Since I love writing more of book reviews in particular, this particular post deals with book reviews. Over the last two years, I have written quite a few book reviews. My book choices traverse different genres from thrillers to documentarys to the usual college rom – coms. But none of my reviews have become as famous as the recent one on Chetan Bhagat’s “Revolution 2020”

I wouldn’t dwelve on the reasons for its popularity but instead move onto the more interesting topic of what happened after the dust settled on the increasing number of htis and comments. I got a mail from someone for reviewing a few books since he liked my review. Seeing it I was happy as any blogger would be, thinking that people had liked my post so much so that they were asking me to write reviews for their book agency. I agreed but had just one condition before starting out. And after I mailed the condition, there hasn’t been a reply for more than 2 odd weeks now. 🙂

The condition –

“As you can see, all my reviews are unbiased. If I think something isn’t that good, I wouldn’t think before saying it.”

Not getting any response after this didn’t anger me or something. It just brought a few facts in my head and also gave rise to a few questions. 

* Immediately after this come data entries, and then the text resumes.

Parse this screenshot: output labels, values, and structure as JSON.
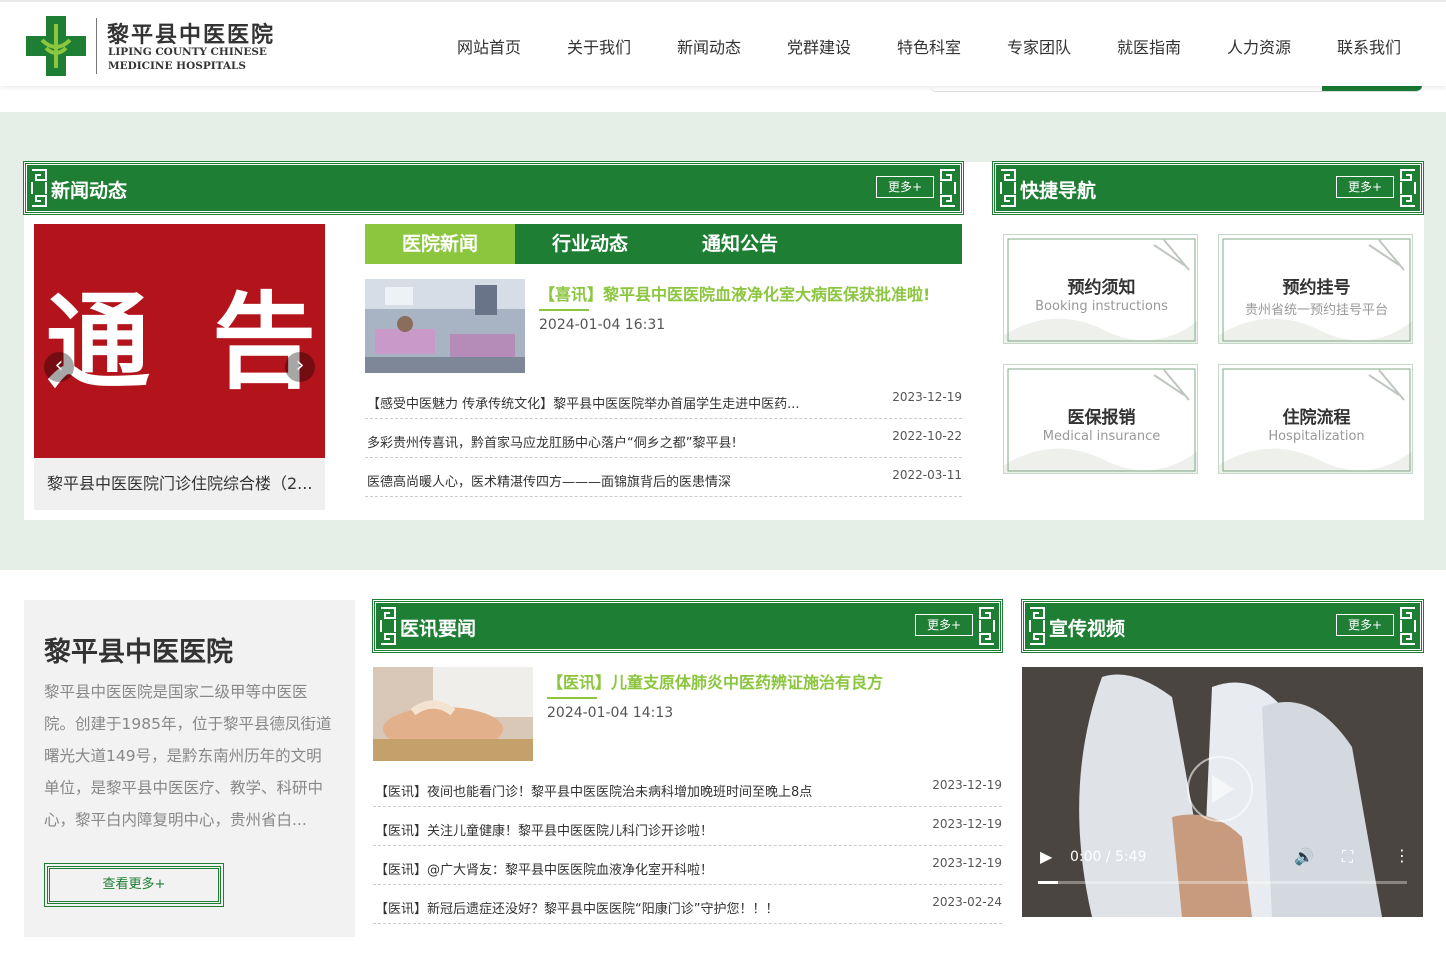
{
  "header": {
    "logo_cn": "黎平县中医医院",
    "logo_en_line1": "LIPING COUNTY CHINESE",
    "logo_en_line2": "MEDICINE HOSPITALS",
    "nav": [
      "网站首页",
      "关于我们",
      "新闻动态",
      "党群建设",
      "特色科室",
      "专家团队",
      "就医指南",
      "人力资源",
      "联系我们"
    ]
  },
  "news": {
    "title": "新闻动态",
    "more": "更多+",
    "banner_chars": [
      "通",
      "告"
    ],
    "banner_caption": "黎平县中医医院门诊住院综合楼（2...",
    "tabs": [
      "医院新闻",
      "行业动态",
      "通知公告"
    ],
    "featured": {
      "title": "【喜讯】黎平县中医医院血液净化室大病医保获批准啦!",
      "date": "2024-01-04 16:31"
    },
    "items": [
      {
        "text": "【感受中医魅力 传承传统文化】黎平县中医医院举办首届学生走进中医药...",
        "date": "2023-12-19"
      },
      {
        "text": "多彩贵州传喜讯，黔首家马应龙肛肠中心落户“侗乡之都”黎平县!",
        "date": "2022-10-22"
      },
      {
        "text": "医德高尚暖人心，医术精湛传四方———面锦旗背后的医患情深",
        "date": "2022-03-11"
      }
    ]
  },
  "quicknav": {
    "title": "快捷导航",
    "more": "更多+",
    "cards": [
      {
        "title": "预约须知",
        "sub": "Booking instructions"
      },
      {
        "title": "预约挂号",
        "sub": "贵州省统一预约挂号平台"
      },
      {
        "title": "医保报销",
        "sub": "Medical insurance"
      },
      {
        "title": "住院流程",
        "sub": "Hospitalization"
      }
    ]
  },
  "about": {
    "title": "黎平县中医医院",
    "text": "黎平县中医医院是国家二级甲等中医医院。创建于1985年，位于黎平县德凤街道曙光大道149号，是黔东南州历年的文明单位，是黎平县中医医疗、教学、科研中心，黎平白内障复明中心，贵州省白...",
    "more": "查看更多+"
  },
  "medical": {
    "title": "医讯要闻",
    "more": "更多+",
    "featured": {
      "title": "【医讯】儿童支原体肺炎中医药辨证施治有良方",
      "date": "2024-01-04 14:13"
    },
    "items": [
      {
        "text": "【医讯】夜间也能看门诊！黎平县中医医院治未病科增加晚班时间至晚上8点",
        "date": "2023-12-19"
      },
      {
        "text": "【医讯】关注儿童健康！黎平县中医医院儿科门诊开诊啦！",
        "date": "2023-12-19"
      },
      {
        "text": "【医讯】@广大肾友：黎平县中医医院血液净化室开科啦！",
        "date": "2023-12-19"
      },
      {
        "text": "【医讯】新冠后遗症还没好？黎平县中医医院“阳康门诊”守护您！！！",
        "date": "2023-02-24"
      }
    ]
  },
  "video": {
    "title": "宣传视频",
    "more": "更多+",
    "time": "0:00 / 5:49"
  },
  "colors": {
    "green": "#1e7e34",
    "light_green": "#8cc63f",
    "banner_red": "#b3131b",
    "band": "#e5efe8"
  }
}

Could he have thought of paying me (although he didn’t) to get positive reviews? Has writing been reduced to such a meaningless exercise that people can’t accept negative reviews? Can’t you call a spade a spade?

Reviewers are mostly not paid at all or are paid peanuts unless you are a Taran Adarsh or a Mayank Shekhar. I personally don’t recall any names of book reviewers. And obviously as you would have guessed by now, book reviewing is a thankless job. If you review negatively say for a famous newspaper / magazine, your review may not be accepted, the author may fume or you may never get a chance to write for that newspaper / magazine ever again.

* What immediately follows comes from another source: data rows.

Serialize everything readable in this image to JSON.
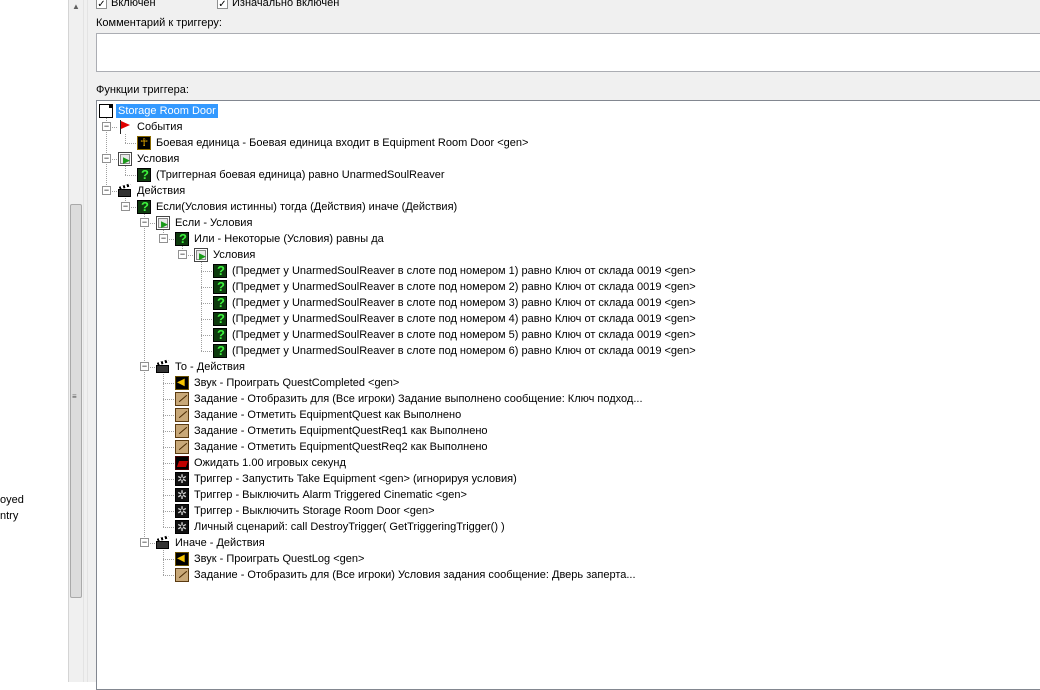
{
  "left_pane": {
    "fragments": [
      "oyed",
      "ntry"
    ]
  },
  "header": {
    "enabled_label": "Включен",
    "enabled_checked": true,
    "initially_enabled_label": "Изначально включен",
    "initially_enabled_checked": true,
    "comment_label": "Комментарий к триггеру:",
    "comment_value": "",
    "functions_label": "Функции триггера:"
  },
  "tree": {
    "nodes": [
      {
        "id": "root",
        "depth": 0,
        "icon": "page-icon",
        "text": "Storage Room Door",
        "selected": true,
        "expand": null
      },
      {
        "id": "events",
        "depth": 1,
        "icon": "flag-icon",
        "text": "События",
        "expand": "-",
        "parent": "root"
      },
      {
        "id": "e1",
        "depth": 2,
        "icon": "unit-icon",
        "text": "Боевая единица - Боевая единица входит в Equipment Room Door <gen>",
        "expand": null,
        "parent": "events"
      },
      {
        "id": "conds",
        "depth": 1,
        "icon": "condition-icon",
        "text": "Условия",
        "expand": "-",
        "parent": "root"
      },
      {
        "id": "c1",
        "depth": 2,
        "icon": "question-icon",
        "text": "(Триггерная боевая единица) равно UnarmedSoulReaver",
        "expand": null,
        "parent": "conds"
      },
      {
        "id": "acts",
        "depth": 1,
        "icon": "clapper-icon",
        "text": "Действия",
        "expand": "-",
        "parent": "root"
      },
      {
        "id": "if",
        "depth": 2,
        "icon": "question-icon",
        "text": "Если(Условия истинны) тогда (Действия) иначе (Действия)",
        "expand": "-",
        "parent": "acts"
      },
      {
        "id": "ifconds",
        "depth": 3,
        "icon": "condition-icon",
        "text": "Если - Условия",
        "expand": "-",
        "parent": "if"
      },
      {
        "id": "or",
        "depth": 4,
        "icon": "question-icon",
        "text": "Или - Некоторые (Условия) равны да",
        "expand": "-",
        "parent": "ifconds"
      },
      {
        "id": "orconds",
        "depth": 5,
        "icon": "condition-icon",
        "text": "Условия",
        "expand": "-",
        "parent": "or"
      },
      {
        "id": "oc1",
        "depth": 6,
        "icon": "question-icon",
        "text": "(Предмет у UnarmedSoulReaver в слоте под номером 1) равно Ключ от склада 0019 <gen>",
        "expand": null,
        "parent": "orconds"
      },
      {
        "id": "oc2",
        "depth": 6,
        "icon": "question-icon",
        "text": "(Предмет у UnarmedSoulReaver в слоте под номером 2) равно Ключ от склада 0019 <gen>",
        "expand": null,
        "parent": "orconds"
      },
      {
        "id": "oc3",
        "depth": 6,
        "icon": "question-icon",
        "text": "(Предмет у UnarmedSoulReaver в слоте под номером 3) равно Ключ от склада 0019 <gen>",
        "expand": null,
        "parent": "orconds"
      },
      {
        "id": "oc4",
        "depth": 6,
        "icon": "question-icon",
        "text": "(Предмет у UnarmedSoulReaver в слоте под номером 4) равно Ключ от склада 0019 <gen>",
        "expand": null,
        "parent": "orconds"
      },
      {
        "id": "oc5",
        "depth": 6,
        "icon": "question-icon",
        "text": "(Предмет у UnarmedSoulReaver в слоте под номером 5) равно Ключ от склада 0019 <gen>",
        "expand": null,
        "parent": "orconds"
      },
      {
        "id": "oc6",
        "depth": 6,
        "icon": "question-icon",
        "text": "(Предмет у UnarmedSoulReaver в слоте под номером 6) равно Ключ от склада 0019 <gen>",
        "expand": null,
        "parent": "orconds"
      },
      {
        "id": "then",
        "depth": 3,
        "icon": "clapper-icon",
        "text": "То - Действия",
        "expand": "-",
        "parent": "if"
      },
      {
        "id": "t1",
        "depth": 4,
        "icon": "sound-icon",
        "text": "Звук - Проиграть QuestCompleted <gen>",
        "expand": null,
        "parent": "then"
      },
      {
        "id": "t2",
        "depth": 4,
        "icon": "quest-icon",
        "text": "Задание - Отобразить для (Все игроки) Задание выполнено сообщение: Ключ подход...",
        "expand": null,
        "parent": "then"
      },
      {
        "id": "t3",
        "depth": 4,
        "icon": "quest-icon",
        "text": "Задание - Отметить EquipmentQuest как Выполнено",
        "expand": null,
        "parent": "then"
      },
      {
        "id": "t4",
        "depth": 4,
        "icon": "quest-icon",
        "text": "Задание - Отметить EquipmentQuestReq1 как Выполнено",
        "expand": null,
        "parent": "then"
      },
      {
        "id": "t5",
        "depth": 4,
        "icon": "quest-icon",
        "text": "Задание - Отметить EquipmentQuestReq2 как Выполнено",
        "expand": null,
        "parent": "then"
      },
      {
        "id": "t6",
        "depth": 4,
        "icon": "wait-icon",
        "text": "Ожидать 1.00 игровых секунд",
        "expand": null,
        "parent": "then"
      },
      {
        "id": "t7",
        "depth": 4,
        "icon": "trigger-icon",
        "text": "Триггер - Запустить Take Equipment <gen> (игнорируя условия)",
        "expand": null,
        "parent": "then"
      },
      {
        "id": "t8",
        "depth": 4,
        "icon": "trigger-icon",
        "text": "Триггер - Выключить Alarm Triggered Cinematic <gen>",
        "expand": null,
        "parent": "then"
      },
      {
        "id": "t9",
        "depth": 4,
        "icon": "trigger-icon",
        "text": "Триггер - Выключить Storage Room Door <gen>",
        "expand": null,
        "parent": "then"
      },
      {
        "id": "t10",
        "depth": 4,
        "icon": "trigger-icon",
        "text": "Личный сценарий:   call DestroyTrigger( GetTriggeringTrigger() )",
        "expand": null,
        "parent": "then"
      },
      {
        "id": "else",
        "depth": 3,
        "icon": "clapper-icon",
        "text": "Иначе - Действия",
        "expand": "-",
        "parent": "if"
      },
      {
        "id": "x1",
        "depth": 4,
        "icon": "sound-icon",
        "text": "Звук - Проиграть QuestLog <gen>",
        "expand": null,
        "parent": "else"
      },
      {
        "id": "x2",
        "depth": 4,
        "icon": "quest-icon",
        "text": "Задание - Отобразить для (Все игроки) Условия задания сообщение: Дверь заперта...",
        "expand": null,
        "parent": "else"
      }
    ]
  }
}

But then on the other hand if you write a negative review for a blog which not many read, no one would bother at all. Similarly a positive review would generate great publicity everywhere particularly from the author but still earn brickbats from literary critics who may say that the author has bought you. As you may have guessed by now, book reviewing is a thankless job.

Reviewing books has been an honourable activity over the years according to me. But with the exponential growth in the number of authors, some people are making it appear a commercial sham.

PS – On another note I had responded to a mailer by Bookchums asking for book reviews and they are ready to accept my unbiased reviews. 🙂


Movie Review – Real Steel


Book Review – Devil in Pinstripes


  1. Sam

    Good post. Review websites are in much need of disclaimers about whether the reviews they feature are paid or unpaid. We’ll certainly add-on to this post by elaborating on how we review books.

    • aseemrastogi2

      Such posts are seriously in need today Sam considering the fact that writing is becoming more and more commercialised today.

  2. First of all, congratulations, great to know you’re a BookChums reviewer now 😀 I completely agree, recently it appears to be more of a sham! This is a very brave post indeed, takes gumption to voice out the truth. Knowing that there are still people who take a stand and don’t just go with the flow, keeps the faith alive 🙂

    • aseemrastogi2

      Thanks Chinmayi. Seriously I guess its people like us who need to voice out the truth because the way the Indian literary world is going, it seems soon it will be not possible to call this literature but something else.

  3. In the last few years, I’ve reviewed countless books – some when the author wanted me to, some on my accord and thankfully I can say I have been lucky enough that all authors have accepted my views and have never asked me to change my reviews.

    And yeah, I may be living under a rock considering I can hardly remember a biased review, but then I trust reviews from only 2-3 websites, so it must be that I’ve weeded out the bad ones and I’m following only follow-worthy blogs.

    • aseemrastogi2

      That’s a nice thing Kunal. I personally don’t think everyone pays to get reviews or that there are a lot of biased reviews out there in the market. But yeah I do think that with the burgeoning number of authors in India particularly the kind of reviews are getting biased so that people can get good PR and publicity. Anyways I am still somewhat of a novice in the book reviewing world. 🙂

  4. Nice one Aseem…gutsy take on the reviewing culture.